I’ve never taken care of any professional baseball players, but I have treated more than few musicians for performance anxiety, which manifests itself as a physiologic tremor. We all have a baseline tremor in our hands of about 10-12 Hz. Normally, it’s not apparent but many things can make the shakiness very noticeable: caffeine, nicotine, certain drugs, muscle fatigue and – most commonly – excitement, fear or stress.
For most of us, those shaky hands are just a mild annoyance. But for a violinist auditioning for a job with a major orchestra – or a spot in the music performance program – it can have an enormous impact on her life. Luckily there are cheap and relatively safe medications that can blunt those tremors and allow such people to perform to their maximum potential in those situations where their nervous system doesn’t.
In the minds of many sports fans, A-Rod’s use of performance enhancing drugs makes him a big, fat cheater.
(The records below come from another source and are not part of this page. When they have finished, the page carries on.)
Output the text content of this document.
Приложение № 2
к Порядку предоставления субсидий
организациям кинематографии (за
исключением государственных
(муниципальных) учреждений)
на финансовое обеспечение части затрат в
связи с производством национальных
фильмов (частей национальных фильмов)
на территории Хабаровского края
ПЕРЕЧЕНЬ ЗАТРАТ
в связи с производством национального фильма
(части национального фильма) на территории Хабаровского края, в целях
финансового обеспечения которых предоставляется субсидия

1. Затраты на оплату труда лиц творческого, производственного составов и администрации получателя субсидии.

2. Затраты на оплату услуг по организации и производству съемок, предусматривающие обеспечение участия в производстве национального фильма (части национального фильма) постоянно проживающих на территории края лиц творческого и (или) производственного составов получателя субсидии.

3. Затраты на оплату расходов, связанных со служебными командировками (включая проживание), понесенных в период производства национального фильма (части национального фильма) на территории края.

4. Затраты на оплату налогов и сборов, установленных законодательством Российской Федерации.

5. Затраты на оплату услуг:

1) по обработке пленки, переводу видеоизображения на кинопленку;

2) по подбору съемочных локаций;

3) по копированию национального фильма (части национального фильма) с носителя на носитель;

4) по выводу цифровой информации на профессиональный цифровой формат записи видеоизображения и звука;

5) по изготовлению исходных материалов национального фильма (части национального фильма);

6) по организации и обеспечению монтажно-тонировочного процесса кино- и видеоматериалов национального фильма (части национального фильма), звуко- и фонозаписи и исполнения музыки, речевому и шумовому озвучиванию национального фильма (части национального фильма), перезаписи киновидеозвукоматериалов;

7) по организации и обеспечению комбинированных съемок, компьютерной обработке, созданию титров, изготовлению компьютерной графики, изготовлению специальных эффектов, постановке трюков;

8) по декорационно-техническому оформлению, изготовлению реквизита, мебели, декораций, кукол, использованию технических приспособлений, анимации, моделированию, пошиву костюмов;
So am I helping my patients cheat?
Is a cellist taking a beta-blocker to keep from shaking uncontrollably during a concert the same thing as a pro baseball player juicing up with roids? It seems unfair to say that treating a medical condition is cheating; after all, you wouldn’t tell a diabetic shortstop that he couldn’t take his insulin before a game or a pitcher with poor vision that he can’t wear his glasses.
But one could argue that dealing with the pressure of being in front of an audience is an integral part of performing, and that using a chemical substance to enhance your ability to do so is cheating. After all, a lot of weekend duffers can sink a 12-foot putt on the practice green, but there’s only one Tiger Woods.
So what do you think? Is taking a medication for an anxiety-induced tremor simply a matter of leveling of the playing field for someone with a medical deficit; or is it giving an unfair edge to someone who can’t handle the heat?